DE LA NORMALITE
Louis XVI était
au fond un homme fort estimable. Très cultivé, ouvert, curieux des
sciences, des techniques et de leurs progrès, très désireux de
servir son pays du mieux qu’il le pourrait. Voltaire lui-même, qui
n’a connu que les quatre premières années du règne, avait pour lui
une certaine sympathie et se montrait plutôt optimiste. Mais
Louis XVI est tout à fait « normal », préférant se
divertir à des travaux manuels, comme un homme du commun, ou se
promener sur les toits de Versailles plutôt que de parader au milieu
de sa cour et de trancher avec fermeté au moment de prendre des
décisions importantes. Il ne ressemble guère à son très anormal ancêtre,
quatorzième du nom, un peu caractériel, terriblement rongé par la
folie des grandeurs, se prenant pour le centre d’un monde enfin
devenu héliocentrique. Bref, l’anormalité dans tout son lustre
paradoxal, et jusqu’à un certain délire. Cette « ’anormalité »
de Louis XIV ne l’a quand même pas empêché de savoir très
précisément ce qu’il voulait ni de s’y tenir. Sans doute, il s’en
faut bien que tous les historiens veuillent en faire un personnage
très sympathique, et le bilan du règne est souvent plutôt nuancé,
mais il y a là un style qui en impose, même aux détracteurs.
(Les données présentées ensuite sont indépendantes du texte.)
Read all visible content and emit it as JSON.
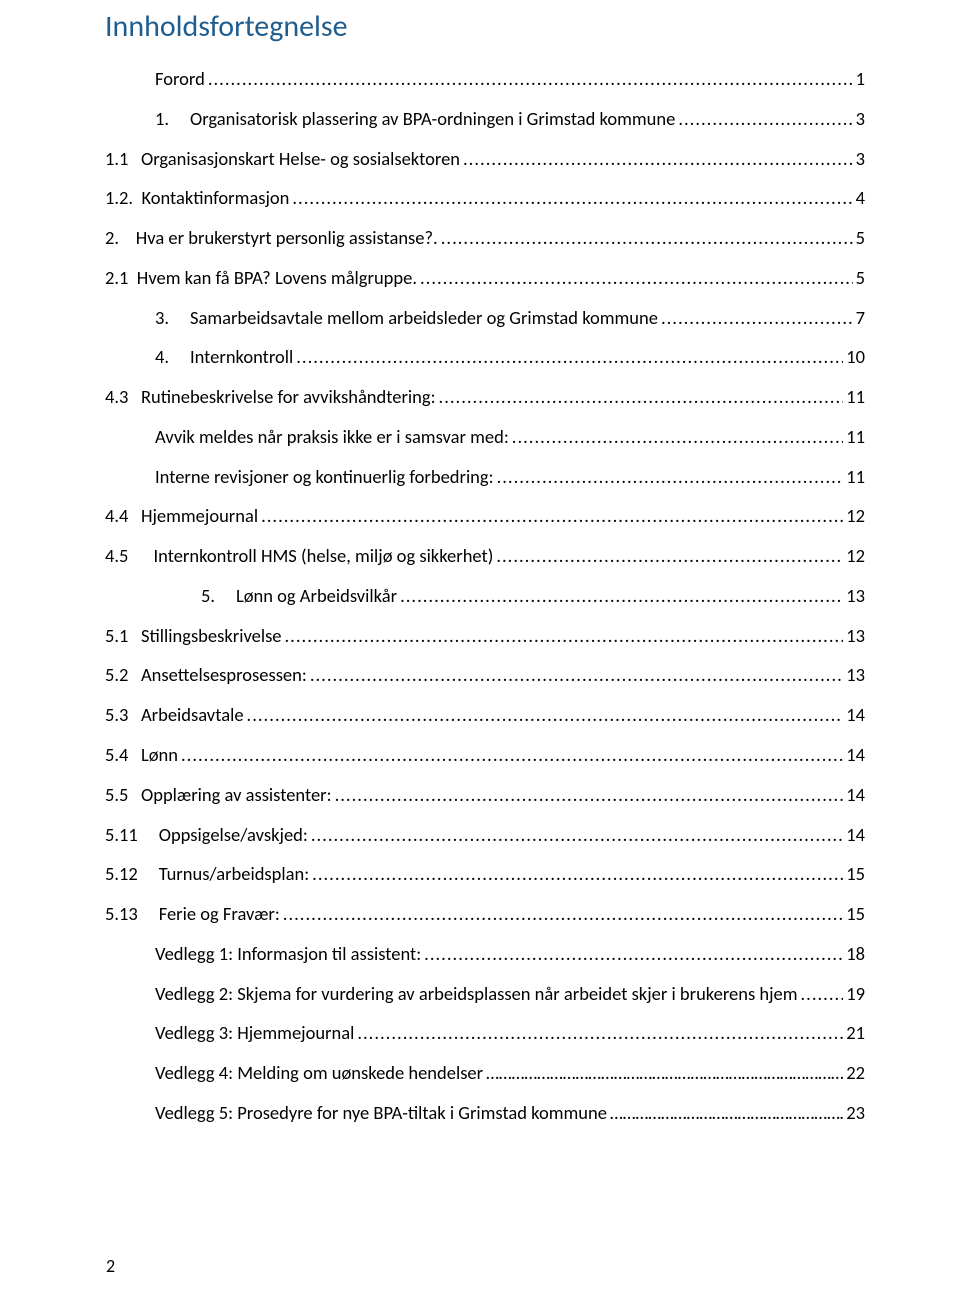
{
  "title": {
    "text": "Innholdsfortegnelse",
    "color": "#1f5d8f",
    "fontsize": 30
  },
  "leader_char": ".",
  "toc": [
    {
      "indent": 1,
      "label": "Forord",
      "page": "1"
    },
    {
      "indent": 1,
      "label": "1.     Organisatorisk plassering av BPA-ordningen i Grimstad kommune",
      "page": "3"
    },
    {
      "indent": 0,
      "label": "1.1   Organisasjonskart Helse- og sosialsektoren",
      "page": "3"
    },
    {
      "indent": 0,
      "label": "1.2.  Kontaktinformasjon",
      "page": "4"
    },
    {
      "indent": 0,
      "label": "2.    Hva er brukerstyrt personlig assistanse?.",
      "page": "5"
    },
    {
      "indent": 0,
      "label": "2.1  Hvem kan få BPA? Lovens målgruppe.",
      "page": "5"
    },
    {
      "indent": 1,
      "label": "3.     Samarbeidsavtale mellom arbeidsleder og Grimstad kommune",
      "page": "7"
    },
    {
      "indent": 1,
      "label": "4.     Internkontroll",
      "page": "10"
    },
    {
      "indent": 0,
      "label": "4.3   Rutinebeskrivelse for avvikshåndtering:",
      "page": "11"
    },
    {
      "indent": 1,
      "label": "Avvik meldes når praksis ikke er i samsvar med:",
      "page": "11"
    },
    {
      "indent": 1,
      "label": "Interne revisjoner og kontinuerlig forbedring:",
      "page": "11"
    },
    {
      "indent": 0,
      "label": "4.4   Hjemmejournal",
      "page": "12"
    },
    {
      "indent": 0,
      "label": "4.5      Internkontroll HMS (helse, miljø og sikkerhet)",
      "page": "12"
    },
    {
      "indent": 2,
      "label": "5.     Lønn og Arbeidsvilkår",
      "page": "13"
    },
    {
      "indent": 0,
      "label": "5.1   Stillingsbeskrivelse",
      "page": "13"
    },
    {
      "indent": 0,
      "label": "5.2   Ansettelsesprosessen:",
      "page": "13"
    },
    {
      "indent": 0,
      "label": "5.3   Arbeidsavtale",
      "page": "14"
    },
    {
      "indent": 0,
      "label": "5.4   Lønn",
      "page": "14"
    },
    {
      "indent": 0,
      "label": "5.5   Opplæring av assistenter:",
      "page": "14"
    },
    {
      "indent": 0,
      "label": "5.11     Oppsigelse/avskjed:",
      "page": "14"
    },
    {
      "indent": 0,
      "label": "5.12     Turnus/arbeidsplan:",
      "page": "15"
    },
    {
      "indent": 0,
      "label": "5.13     Ferie og Fravær:",
      "page": "15"
    },
    {
      "indent": 1,
      "label": "Vedlegg 1: Informasjon til assistent:",
      "page": "18"
    },
    {
      "indent": 1,
      "label": "Vedlegg 2: Skjema for vurdering av arbeidsplassen når arbeidet skjer i brukerens hjem",
      "page": "19"
    },
    {
      "indent": 1,
      "label": "Vedlegg 3: Hjemmejournal",
      "page": "21"
    },
    {
      "indent": 1,
      "label": "Vedlegg 4: Melding om uønskede hendelser",
      "page": "22",
      "leader": "ellipsis"
    },
    {
      "indent": 1,
      "label": "Vedlegg 5: Prosedyre for nye BPA-tiltak i Grimstad kommune",
      "page": "23",
      "leader": "ellipsis"
    }
  ],
  "page_number": "2",
  "colors": {
    "text": "#000000",
    "title": "#1f5d8f",
    "background": "#ffffff"
  },
  "typography": {
    "body_fontsize": 18.5,
    "title_fontsize": 30,
    "line_height": 2.15,
    "font_family": "Calibri"
  }
}
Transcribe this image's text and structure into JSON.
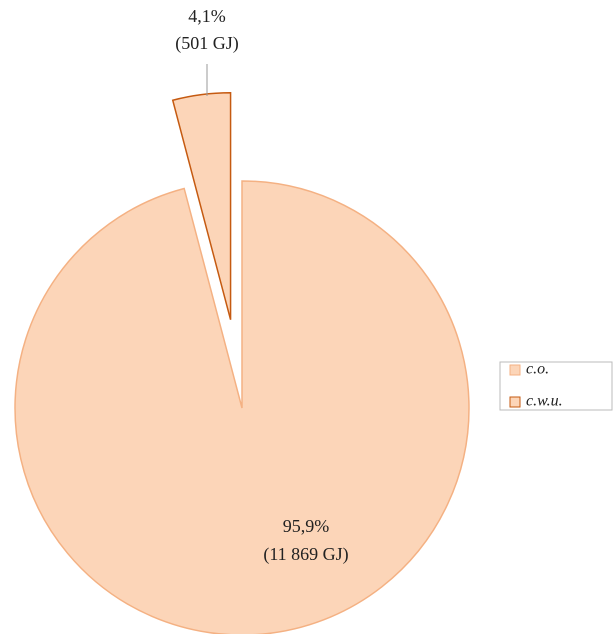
{
  "chart_data": {
    "type": "pie",
    "categories": [
      "c.o.",
      "c.w.u."
    ],
    "values": [
      95.9,
      4.1
    ],
    "value_labels": [
      "95,9%",
      "4,1%"
    ],
    "energy": [
      11869,
      501
    ],
    "energy_labels": [
      "(11 869 GJ)",
      "(501 GJ)"
    ],
    "colors": [
      "#fcd5b8",
      "#fcd5b8"
    ],
    "edge_colors": [
      "#f4b183",
      "#c55a11"
    ],
    "legend": "right"
  }
}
Une vraie politique, en France, depuis
Louis XIV, vise nécessairement la « grandeur ». Pour
devenir grand quand on ne l’est pas -et les défaitistes de tous
bords nous ont assez répété que la France n’était plus grand
chose -, il faut d’abord vouloir le paraître et savoir refuser de se
laisser conduire par les circonstances jusqu’à devoir dire comme tel
ministre (Jospin, je crois) confronté à un problème d’injustice
sociale : on n’y peut rien. Voilà où conduit nécessairement la
« normalité » de style socialiste, et jusqu’à voter -pour notre honte éternelle- les pleins pouvoirs à un Pétain, et
jusqu’à confier beaucoup plus tard la direction du pays à l’un des
fils spirituels du Maréchal, estampillé par sa francisque, et qui
nous laisserait pour seul héritage un Front national dont nous nous
serions bien passés.
Bref, la normalité qui veut se régler
au pas du plus grand nombre, se conformer à l’attente des masses,
pour la plus grande gloire d’un Conformisme qui est la tyrannie des cons, à quoi conduit-elle ? A
la guillotine, aux massacres de septembre ; à la soumission au Reich,
à la soumission inconditionnelle, à partir de 84, aux lois d’un
libéralisme hors-la-loi.
Ce qui nous attend, je le crains fort,
c’est une de ces catastrophes retentissantes dont le cours « normal »
de l’histoire paraît avoir le secret.